A sharp selloff like this one from previously “overbought” conditions will eventually lead – perhaps soon – to an “oversold” situation, which often kicks off an intense rally to the upside. We can see what’s going on a little better by looking at Stockchart’s current McClellan Oscillator chart ($NYMO) below:
The zero line on this chart is considered to be more or less normal market conditions. Whenever the main chart line exceeds roughly 60 points on the upside or 60 points on the downside, the market is encountering overbought or oversold conditions. Such conditions tend to lead, quite quickly, to sharp reversals in the oscillator until it settles down near the zero line once again, awaiting a journey to its next extreme reading.
As we can see from the traditional $NYMO chart above ($NYMOT), January trading action peaked early to the upside, at which point the oscillator charted early selling and profit taking. Declining buyer interest – rational during such a major move up – almost inevitably signaled a $NYMO reversal as we can see in the extreme right of this chart, which only reflects January 29 activity.
If Tuesday proceeds as it has thus far, we’ll likely see a sharp extension downward in today’s closing $NYMO chart, taking this indicator very close to the likelihood of an oversold bounce. After that, it’s anyone’s guess what happens next.
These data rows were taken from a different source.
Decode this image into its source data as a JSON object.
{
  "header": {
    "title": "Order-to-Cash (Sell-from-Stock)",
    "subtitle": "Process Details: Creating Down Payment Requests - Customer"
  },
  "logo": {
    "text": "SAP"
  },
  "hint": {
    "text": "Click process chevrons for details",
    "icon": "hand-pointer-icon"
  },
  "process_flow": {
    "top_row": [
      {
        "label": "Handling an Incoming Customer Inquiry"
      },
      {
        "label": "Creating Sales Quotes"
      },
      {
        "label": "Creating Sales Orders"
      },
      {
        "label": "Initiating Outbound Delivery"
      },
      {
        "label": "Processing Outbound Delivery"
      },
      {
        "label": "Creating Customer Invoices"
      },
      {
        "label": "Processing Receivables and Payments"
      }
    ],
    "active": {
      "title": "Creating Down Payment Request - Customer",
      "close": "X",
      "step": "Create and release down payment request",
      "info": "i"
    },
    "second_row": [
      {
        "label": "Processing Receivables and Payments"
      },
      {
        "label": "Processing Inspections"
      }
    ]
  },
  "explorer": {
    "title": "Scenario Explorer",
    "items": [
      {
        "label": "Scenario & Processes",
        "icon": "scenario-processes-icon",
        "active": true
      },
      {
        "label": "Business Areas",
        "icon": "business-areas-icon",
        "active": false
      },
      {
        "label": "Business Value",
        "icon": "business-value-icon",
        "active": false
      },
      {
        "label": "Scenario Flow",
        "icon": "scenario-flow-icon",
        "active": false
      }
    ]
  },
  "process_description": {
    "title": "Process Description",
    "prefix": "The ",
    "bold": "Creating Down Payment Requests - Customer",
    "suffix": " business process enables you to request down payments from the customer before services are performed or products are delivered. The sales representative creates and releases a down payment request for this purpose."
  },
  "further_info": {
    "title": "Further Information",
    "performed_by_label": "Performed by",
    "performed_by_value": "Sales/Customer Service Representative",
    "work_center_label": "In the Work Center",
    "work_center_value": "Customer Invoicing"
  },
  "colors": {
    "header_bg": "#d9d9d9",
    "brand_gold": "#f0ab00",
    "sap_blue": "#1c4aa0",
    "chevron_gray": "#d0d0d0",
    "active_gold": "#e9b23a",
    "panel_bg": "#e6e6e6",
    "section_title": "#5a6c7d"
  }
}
With the first hint of a genuine economic recovery since the Great Recession was at its worst, its difficult to say where the market’s post-GOP tax bill direction will take us next. After 8 long years of Barack Obama’s purposeful strangling of American businesses, long pent-up animal spirits in business and investing are hard to gauge.
If optimism continues to increase, the bull will be back after a brief trip to the showers. But if the economy, and/or the Trump administration stumbles badly, a big, bad bear market is likely to take hold.
Right now, it’s probably a bad idea to sell off chunks of our portfolios, as this market could whipsaw at a moments’ notice, leaving many investors regretting they’d dumped perfectly good positions.
If this brief bear market – if it is one – continues to pound stocks, however, short-selling, options strategies, and hedging via the regular short S&P 500 ETF (SH), or the double-short S&P 500 ETF (SDS) might be a way of temporarily holding down the fort.
Right now, after dumping small gold and defense industry positions to take profits, we’ve decided to sit tight until something moves us to start buying and selling again.